Beatrix Ruf

Former Stedelijk Museum Director Beatrix Ruf Claims She Resigned over a “Misunderstanding”

Beatrix Ruf, the former director of the Stedelijk Museum in Amsterdam, who resigned from the position after a Dutch newspaper reported that she was running a private art consultancy that brought in considerable sums of money, claims she stepped down from her post over a “misunderstanding,” writes Nina Siegal of the New York Times. Ruf says that the museum’s board approved all of her activities at the Stedelijk, and that reports of a conflict of interest are untrue. She began her directorship there in 2014.

Currentmatters, Ruf’s art advisory business, which she also started in 2014, earned about $1 million, which she claims was a parting bonus from a previous employer, Michael Ringier, the Swiss art collector and publisher, for work that had been completed prior to her time at the Stedelijk. Ringier paid off the bonus in installments during 2015 and 2016. This, of course, raised concerns as to whether her job at a public art institution—for which she was paid about $130,000 annually—would be negatively affected by the interests of her private clientele (people at the helm of prestigious institutions such as the Stedelijk can dramatically alter the market value of artists they choose to work with).

When the Times tried getting a statement from the museum about the situation, Madeleine de Cock Buning, the acting chairwoman of the Stedelijk’s supervisory board, said that two independent investigations have already been launched regarding the matter. She added, “We have decided not to answer questions of the media while the investigations are going on.” 

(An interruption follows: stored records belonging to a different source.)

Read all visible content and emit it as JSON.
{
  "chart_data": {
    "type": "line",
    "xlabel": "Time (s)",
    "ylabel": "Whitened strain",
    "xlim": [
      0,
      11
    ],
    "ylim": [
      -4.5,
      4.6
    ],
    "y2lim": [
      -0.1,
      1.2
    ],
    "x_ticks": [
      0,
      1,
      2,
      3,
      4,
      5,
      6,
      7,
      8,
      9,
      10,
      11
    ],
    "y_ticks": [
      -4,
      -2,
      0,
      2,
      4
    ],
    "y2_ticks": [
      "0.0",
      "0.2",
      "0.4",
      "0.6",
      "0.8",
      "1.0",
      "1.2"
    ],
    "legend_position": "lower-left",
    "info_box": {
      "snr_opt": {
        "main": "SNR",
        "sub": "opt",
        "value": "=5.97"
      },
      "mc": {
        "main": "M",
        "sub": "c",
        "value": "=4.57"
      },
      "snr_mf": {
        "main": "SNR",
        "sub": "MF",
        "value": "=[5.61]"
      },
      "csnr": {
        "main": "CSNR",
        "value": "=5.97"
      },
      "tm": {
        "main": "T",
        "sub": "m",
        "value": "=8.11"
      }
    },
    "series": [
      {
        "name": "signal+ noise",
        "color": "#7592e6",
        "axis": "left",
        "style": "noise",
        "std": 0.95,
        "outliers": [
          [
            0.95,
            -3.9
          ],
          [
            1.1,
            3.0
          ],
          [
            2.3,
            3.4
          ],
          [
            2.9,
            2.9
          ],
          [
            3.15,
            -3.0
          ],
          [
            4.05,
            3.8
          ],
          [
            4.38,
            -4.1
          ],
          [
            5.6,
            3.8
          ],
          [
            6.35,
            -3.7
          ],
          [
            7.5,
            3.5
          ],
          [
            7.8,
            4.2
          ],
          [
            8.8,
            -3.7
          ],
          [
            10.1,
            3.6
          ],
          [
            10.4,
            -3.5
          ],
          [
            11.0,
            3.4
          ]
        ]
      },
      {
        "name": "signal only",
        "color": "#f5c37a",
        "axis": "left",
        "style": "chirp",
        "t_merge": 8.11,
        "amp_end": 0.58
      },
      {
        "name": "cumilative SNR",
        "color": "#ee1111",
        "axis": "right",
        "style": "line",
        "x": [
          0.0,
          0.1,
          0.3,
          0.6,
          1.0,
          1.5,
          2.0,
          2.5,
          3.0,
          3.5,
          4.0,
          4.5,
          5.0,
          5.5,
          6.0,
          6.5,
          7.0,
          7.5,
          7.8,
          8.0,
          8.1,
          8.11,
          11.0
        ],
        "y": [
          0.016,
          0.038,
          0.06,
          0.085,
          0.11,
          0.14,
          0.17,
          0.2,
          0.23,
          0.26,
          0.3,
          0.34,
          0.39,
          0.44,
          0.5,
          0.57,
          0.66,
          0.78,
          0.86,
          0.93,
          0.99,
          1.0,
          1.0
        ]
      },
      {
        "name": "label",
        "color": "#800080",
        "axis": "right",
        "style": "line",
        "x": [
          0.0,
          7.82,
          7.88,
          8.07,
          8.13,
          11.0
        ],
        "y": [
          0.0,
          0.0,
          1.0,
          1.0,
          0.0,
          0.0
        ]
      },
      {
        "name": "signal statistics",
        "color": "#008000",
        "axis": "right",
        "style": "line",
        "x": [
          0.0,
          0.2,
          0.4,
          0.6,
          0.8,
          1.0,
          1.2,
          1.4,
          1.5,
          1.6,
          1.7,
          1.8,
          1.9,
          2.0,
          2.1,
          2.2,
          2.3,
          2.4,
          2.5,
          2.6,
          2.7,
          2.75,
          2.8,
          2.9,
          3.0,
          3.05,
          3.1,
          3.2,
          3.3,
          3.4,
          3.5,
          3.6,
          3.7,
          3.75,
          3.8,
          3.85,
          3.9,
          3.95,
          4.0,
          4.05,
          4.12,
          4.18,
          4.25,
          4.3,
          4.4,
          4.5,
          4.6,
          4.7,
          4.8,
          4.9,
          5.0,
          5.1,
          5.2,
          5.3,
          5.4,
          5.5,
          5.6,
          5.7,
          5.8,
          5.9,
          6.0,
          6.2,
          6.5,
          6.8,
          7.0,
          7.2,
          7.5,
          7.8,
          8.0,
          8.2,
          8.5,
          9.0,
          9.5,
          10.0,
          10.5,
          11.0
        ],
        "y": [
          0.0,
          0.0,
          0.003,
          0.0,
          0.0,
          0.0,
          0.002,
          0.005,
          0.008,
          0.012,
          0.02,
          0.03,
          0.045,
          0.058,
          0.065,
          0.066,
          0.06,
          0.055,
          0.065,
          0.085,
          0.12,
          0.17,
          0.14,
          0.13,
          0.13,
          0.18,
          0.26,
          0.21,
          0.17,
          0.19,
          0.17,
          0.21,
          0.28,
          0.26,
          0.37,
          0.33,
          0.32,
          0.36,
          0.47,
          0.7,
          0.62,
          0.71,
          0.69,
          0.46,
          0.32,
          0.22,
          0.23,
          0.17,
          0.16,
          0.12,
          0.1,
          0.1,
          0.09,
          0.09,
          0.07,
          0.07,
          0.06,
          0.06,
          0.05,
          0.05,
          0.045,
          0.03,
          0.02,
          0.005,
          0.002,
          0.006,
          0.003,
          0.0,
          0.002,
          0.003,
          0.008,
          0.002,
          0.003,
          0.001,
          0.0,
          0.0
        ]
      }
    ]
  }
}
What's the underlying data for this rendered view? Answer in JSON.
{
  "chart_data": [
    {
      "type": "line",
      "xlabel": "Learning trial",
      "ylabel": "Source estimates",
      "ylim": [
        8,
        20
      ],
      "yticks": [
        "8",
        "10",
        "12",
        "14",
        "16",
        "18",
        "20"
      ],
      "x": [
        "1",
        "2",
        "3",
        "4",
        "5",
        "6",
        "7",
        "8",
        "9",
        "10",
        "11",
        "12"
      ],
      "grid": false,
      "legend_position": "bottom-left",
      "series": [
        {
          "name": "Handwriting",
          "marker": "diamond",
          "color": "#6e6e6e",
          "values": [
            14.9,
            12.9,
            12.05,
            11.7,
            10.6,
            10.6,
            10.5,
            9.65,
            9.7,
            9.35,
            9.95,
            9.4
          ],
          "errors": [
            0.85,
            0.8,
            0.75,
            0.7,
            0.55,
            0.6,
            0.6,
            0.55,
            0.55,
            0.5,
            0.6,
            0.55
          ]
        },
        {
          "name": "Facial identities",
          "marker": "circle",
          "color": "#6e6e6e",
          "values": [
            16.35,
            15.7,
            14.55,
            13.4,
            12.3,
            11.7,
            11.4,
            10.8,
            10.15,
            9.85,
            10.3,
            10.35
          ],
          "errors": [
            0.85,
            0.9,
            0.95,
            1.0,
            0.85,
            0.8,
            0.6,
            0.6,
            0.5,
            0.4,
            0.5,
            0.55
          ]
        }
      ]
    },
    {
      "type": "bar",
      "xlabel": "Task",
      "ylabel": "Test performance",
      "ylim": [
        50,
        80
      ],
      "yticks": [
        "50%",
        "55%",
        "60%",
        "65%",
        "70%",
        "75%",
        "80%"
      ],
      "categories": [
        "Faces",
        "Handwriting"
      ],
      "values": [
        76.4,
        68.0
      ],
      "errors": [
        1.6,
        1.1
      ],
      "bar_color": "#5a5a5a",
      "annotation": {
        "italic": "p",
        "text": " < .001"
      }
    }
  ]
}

But Jo Houben, the director of the nonprofit Culture+Entrepreneurship, which set up a code of ethics for arts professionals who work in the Netherlands, said any additional projects that benefit an individual instead of the institution they’re employed by go against the code. “But,” he said, “there’s a big difference if the board allowed her to do that and they knew what was happening. If the supervisory board allowed the director to do something, and it turns out to be not a good choice, then the board may have to resign.”